As I wrote in last year’s December Letter, The Nutcracker is not child’s play. The cozy formality of the Christmas party that fills the first half of Act One gives way to a dream that is cold and bright, feral and surreal. The dream moves through a battle between toy soldiers and those scurrying mice, then into a primeval forest, snow-blanketed, to finally arrive in Act Two’s Land of Sweets.
The closest we can come to the original Mariinsky production of 1892, and fidelity to Petipa’s scenario as borne in Tchaikovsky’s music, is George Balanchine’s production of 1954, made for the New York City Ballet when the company was six years old. In his youth, on the Mariinsky stage, Balanchine danced the roles of mouse, the Nutcracker/Little Prince, and the Mouse King; later he danced Candy Cane. When it came to his own Nutcracker, Balanchine paid close attention to the mice. “Tchaikovsky was terrified of mice. I’m not,” he tells Solomon Volkov in the book Balanchine’s Tchaikovsky. “Hoffmann described mice as being treacherous and vengeful. I don’t think they are mean, but they are obviously unpleasant to humans. When I was taken into the ballet school [in 1913, at age 9] and my hair was shaved off, the other kids called me ‘Rat’ but not for long.”
“These weren’t candle stubs, no! These were tiny, sparkling eyes. And Marie realized that mice were peering out and preparing themselves everywhere.”

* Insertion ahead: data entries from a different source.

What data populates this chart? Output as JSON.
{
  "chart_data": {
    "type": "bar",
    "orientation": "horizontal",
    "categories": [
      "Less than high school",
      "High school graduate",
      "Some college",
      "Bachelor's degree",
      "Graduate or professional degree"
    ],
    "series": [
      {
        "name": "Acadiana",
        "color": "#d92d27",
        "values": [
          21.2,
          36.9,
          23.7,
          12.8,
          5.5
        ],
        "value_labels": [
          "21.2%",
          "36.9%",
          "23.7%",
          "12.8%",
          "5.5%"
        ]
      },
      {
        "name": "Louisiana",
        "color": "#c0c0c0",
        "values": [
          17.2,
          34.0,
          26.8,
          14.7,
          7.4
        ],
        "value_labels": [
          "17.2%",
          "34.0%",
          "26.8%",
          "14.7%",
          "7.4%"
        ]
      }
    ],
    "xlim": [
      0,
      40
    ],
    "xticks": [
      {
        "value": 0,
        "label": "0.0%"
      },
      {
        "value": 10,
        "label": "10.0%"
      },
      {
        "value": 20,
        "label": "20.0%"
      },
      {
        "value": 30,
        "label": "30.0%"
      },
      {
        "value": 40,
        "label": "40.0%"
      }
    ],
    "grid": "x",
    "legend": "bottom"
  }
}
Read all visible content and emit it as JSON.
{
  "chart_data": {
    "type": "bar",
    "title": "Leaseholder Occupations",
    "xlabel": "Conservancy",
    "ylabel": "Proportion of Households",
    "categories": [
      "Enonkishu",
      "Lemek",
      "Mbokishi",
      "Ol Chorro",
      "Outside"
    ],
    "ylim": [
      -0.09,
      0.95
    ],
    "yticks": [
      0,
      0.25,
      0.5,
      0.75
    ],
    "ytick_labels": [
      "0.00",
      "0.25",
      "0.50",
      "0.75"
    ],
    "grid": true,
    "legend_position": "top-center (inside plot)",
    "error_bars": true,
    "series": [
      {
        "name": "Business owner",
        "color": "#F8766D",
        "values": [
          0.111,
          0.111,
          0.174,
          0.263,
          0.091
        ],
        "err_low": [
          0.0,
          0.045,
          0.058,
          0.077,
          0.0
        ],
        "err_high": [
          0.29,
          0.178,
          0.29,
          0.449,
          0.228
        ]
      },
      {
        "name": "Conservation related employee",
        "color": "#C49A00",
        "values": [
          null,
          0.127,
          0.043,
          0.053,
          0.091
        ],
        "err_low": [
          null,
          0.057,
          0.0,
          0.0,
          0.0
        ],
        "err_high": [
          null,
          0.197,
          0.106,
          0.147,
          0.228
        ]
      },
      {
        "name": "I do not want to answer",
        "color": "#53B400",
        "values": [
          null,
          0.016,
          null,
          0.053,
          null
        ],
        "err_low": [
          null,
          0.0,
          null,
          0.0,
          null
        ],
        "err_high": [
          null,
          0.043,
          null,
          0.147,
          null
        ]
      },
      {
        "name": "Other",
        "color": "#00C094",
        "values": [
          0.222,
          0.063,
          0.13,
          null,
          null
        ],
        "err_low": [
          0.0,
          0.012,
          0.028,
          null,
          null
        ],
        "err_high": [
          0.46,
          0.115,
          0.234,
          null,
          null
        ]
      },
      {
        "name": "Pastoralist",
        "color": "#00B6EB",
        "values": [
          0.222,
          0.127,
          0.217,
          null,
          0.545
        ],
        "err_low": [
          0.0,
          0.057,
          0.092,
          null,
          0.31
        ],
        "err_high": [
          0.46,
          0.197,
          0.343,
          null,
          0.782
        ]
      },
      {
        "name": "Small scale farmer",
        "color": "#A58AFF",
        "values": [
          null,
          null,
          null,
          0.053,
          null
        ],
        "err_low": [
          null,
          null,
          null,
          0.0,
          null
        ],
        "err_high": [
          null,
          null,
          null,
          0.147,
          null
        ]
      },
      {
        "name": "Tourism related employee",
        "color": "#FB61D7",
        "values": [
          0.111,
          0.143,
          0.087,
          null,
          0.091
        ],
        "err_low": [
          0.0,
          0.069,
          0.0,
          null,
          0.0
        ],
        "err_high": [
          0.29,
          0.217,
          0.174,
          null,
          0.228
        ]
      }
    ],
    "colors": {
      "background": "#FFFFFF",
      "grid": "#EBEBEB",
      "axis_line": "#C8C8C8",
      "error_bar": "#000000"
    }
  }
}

A few years ago, for a historical piece about Balanchine’s Nutcracker, I interviewed a number of former N.Y.C.B. dancers. The mice emerged as a leitmotif. “He always told us stories about how he was a mouse,” Gloria Govrin told me. “He used to love to rehearse the mice. He wanted them to get down really small and move quickly. And he used to demonstrate everything.”
“He did,” said Patricia Wilde. “He wanted them to be frightening but not ferocious. More like busybodies. Like they’re always getting in the way, but they’re not evil.”
“Lots of coaching for the mice,” remembered Patricia McBride, “He wanted to get it right. He wanted something to happen.”
“Very important to Balanchine were the faces on the mice,” explained Rosemary Dunleavy, N.Y.C.B. ballet mistress. “We re-did them. They would bring the head to Balanchine and say, O.K., is this it? No, nose too long. No, eyes not big. He didn’t want over-exaggeration—the nose too projected, the eyes to overtake the face. He wanted it in proportion.”
“He didn’t want rats,” said John Clifford. “He definitely wanted little mouse hands. It was very charming.”
“He focused on the mice, he focused on the children, he focused on the party scene,” states Jean-Pierre Frohlich. “It’s very interesting. I’m not saying he wasn’t passionate about the second act. He was. But for him the whole story was the first act.”
Like all great works of art, The Nutcracker communicates on many levels, and the same is true of its mice. Adults find them waggish and amusing. For children they loom, territorial. In the context of the story, the terror of tiny creatures invading the warmth, rifling through the toys, is a metaphor. They are the subconscious, sending up a powerfully visualized if not quite understood dream. They are sexuality, appetite stirring under the floorboards and felt as infatuation—Marie’s love for the Nutcracker doll. Balanchine gives us all this, but with the lightest touch. His is the purest of Nutcrackers, and beginning December 11, through Marquee TV, you can bring Balanchine’s mice into your home.